Oscar_Romero · December 2, 2022, 12:49pm

In our research we end up wrapping pytorch into a ThreadPool with a single thread and allow the asyncio free up the current MainThread to execute other asyncio tasks like data download while pytorch is computing.

_POOL = futures.ThreadPoolExecutor(max_workers=1)
def compute_wrapper(data): 
     model = thread_context.get("model") # way to find the model into the thread context or create.
     return model.forward(data)

... into the asyncio loop ..... 
async compute_event(data_url): 
   data = await http_client.get(data_url)
   result = await asyncio.get_event_loop().run_in_executor(_POOL, functools.partial(compute_wrapper, data))
   return result


... somewhere in the async code ...

def main(): 
   coros = [compute_event(data_url) for data in data_list ]
   results  = await asyncio.gather(*coros)

This code will perform len(data_list) concurrent downloads using asyncio main thread and perform forward pass on the single model without blocking the main thread waiting the result of pytorch and let it download more data because the thread that is waiting the result of pytorch is the one that is on the ThreadPool.

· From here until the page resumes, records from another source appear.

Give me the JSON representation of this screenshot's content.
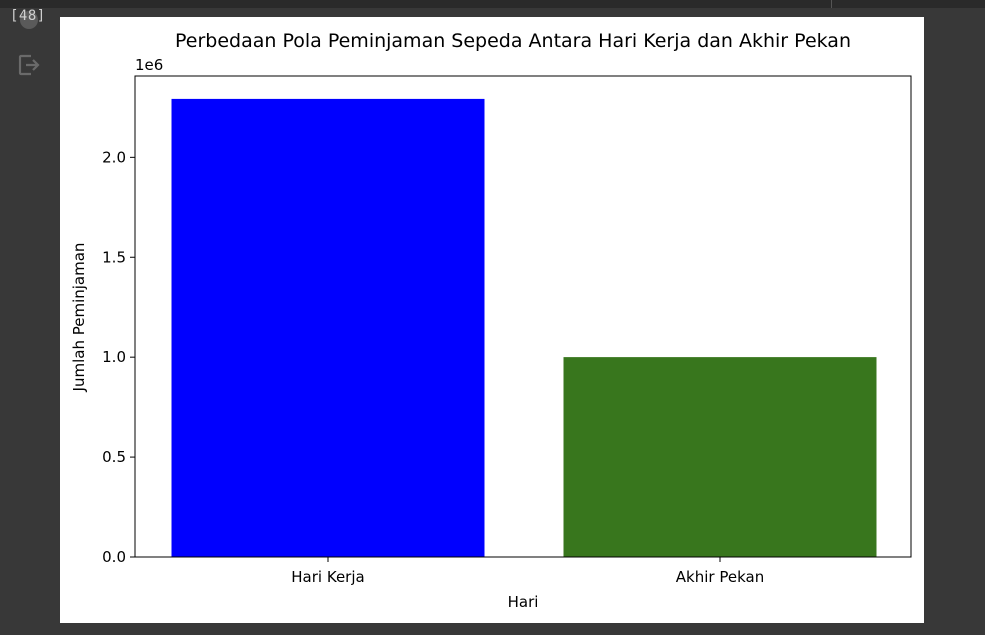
{
  "cell": {
    "execution_count": "[48]",
    "output_icon": "exit-output-icon"
  },
  "chart_data": {
    "type": "bar",
    "title": "Perbedaan Pola Peminjaman Sepeda Antara Hari Kerja dan Akhir Pekan",
    "xlabel": "Hari",
    "ylabel": "Jumlah Peminjaman",
    "offset_label": "1e6",
    "categories": [
      "Hari Kerja",
      "Akhir Pekan"
    ],
    "values": [
      2292410,
      1000269
    ],
    "colors": [
      "#0000ff",
      "#38761d"
    ],
    "ylim": [
      0,
      2407030
    ],
    "yticks": [
      0,
      500000,
      1000000,
      1500000,
      2000000
    ],
    "ytick_labels": [
      "0.0",
      "0.5",
      "1.0",
      "1.5",
      "2.0"
    ],
    "grid": false,
    "legend": "none"
  }
}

If the time of download is bigger than the time of compute you will see a several improvements on the speed of your script. If the cpu time is much much lower than your download time the result will be the same as waiting the pytorch to compute while downloading.

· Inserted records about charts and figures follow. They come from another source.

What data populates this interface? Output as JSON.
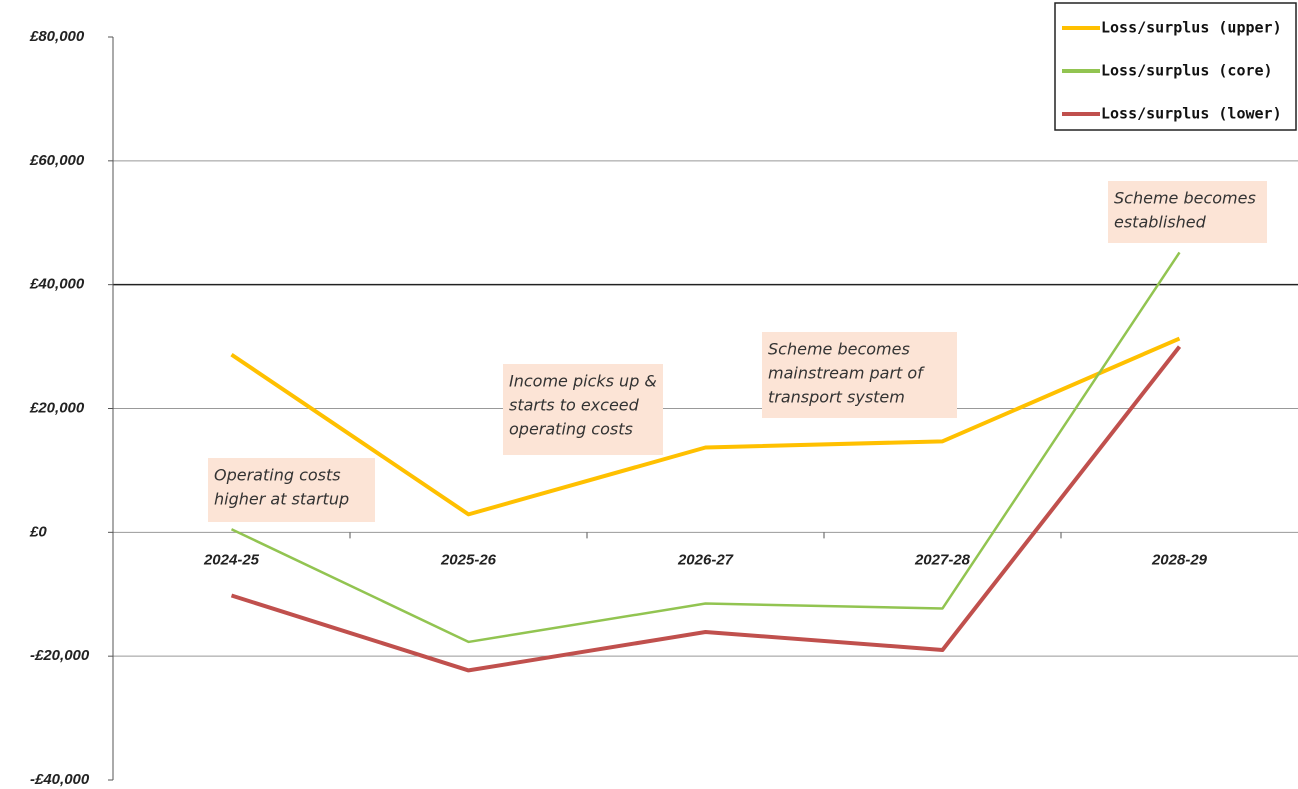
{
  "chart_data": {
    "type": "line",
    "categories": [
      "2024-25",
      "2025-26",
      "2026-27",
      "2027-28",
      "2028-29"
    ],
    "series": [
      {
        "name": "Loss/surplus (upper)",
        "color": "#ffc000",
        "values": [
          28700,
          2900,
          13700,
          14700,
          31300
        ]
      },
      {
        "name": "Loss/surplus (core)",
        "color": "#92c451",
        "values": [
          500,
          -17700,
          -11500,
          -12300,
          45200
        ]
      },
      {
        "name": "Loss/surplus (lower)",
        "color": "#c0504d",
        "values": [
          -10200,
          -22300,
          -16100,
          -19000,
          30000
        ]
      }
    ],
    "ylim": [
      -40000,
      80000
    ],
    "yticks": [
      {
        "value": -40000,
        "label": "-£40,000"
      },
      {
        "value": -20000,
        "label": "-£20,000"
      },
      {
        "value": 0,
        "label": "£0"
      },
      {
        "value": 20000,
        "label": "£20,000"
      },
      {
        "value": 40000,
        "label": "£40,000"
      },
      {
        "value": 60000,
        "label": "£60,000"
      },
      {
        "value": 80000,
        "label": "£80,000"
      }
    ],
    "grid": true,
    "legend": "top-right",
    "annotations": [
      {
        "lines": [
          "Operating costs",
          "higher at startup"
        ]
      },
      {
        "lines": [
          "Income picks up &",
          "starts to exceed",
          "operating costs"
        ]
      },
      {
        "lines": [
          "Scheme becomes",
          "mainstream part of",
          "transport system"
        ]
      },
      {
        "lines": [
          "Scheme becomes",
          "established"
        ]
      }
    ]
  }
}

Note: Actually there is no way to guarantee that all pytorch code is writed into a thread safe way so we end up to create as single thread that interacts with the model. If you can load a different model for each thread you can increase the thread pool size. Anyway you won’t see any speed improvements loading multiple models per thread and sharing the same GPU, multiple GPUs can improve.

This code is good if you work with FastAPI, ASGI, aiopika ( RabbitMQ ), aiokafka, aiompq, or other async environments where the number of concurrent IO is really high and must be shared with the CPU bound task made by pytorch. But in a normal research, scripting and/or development case this can only complicate the work.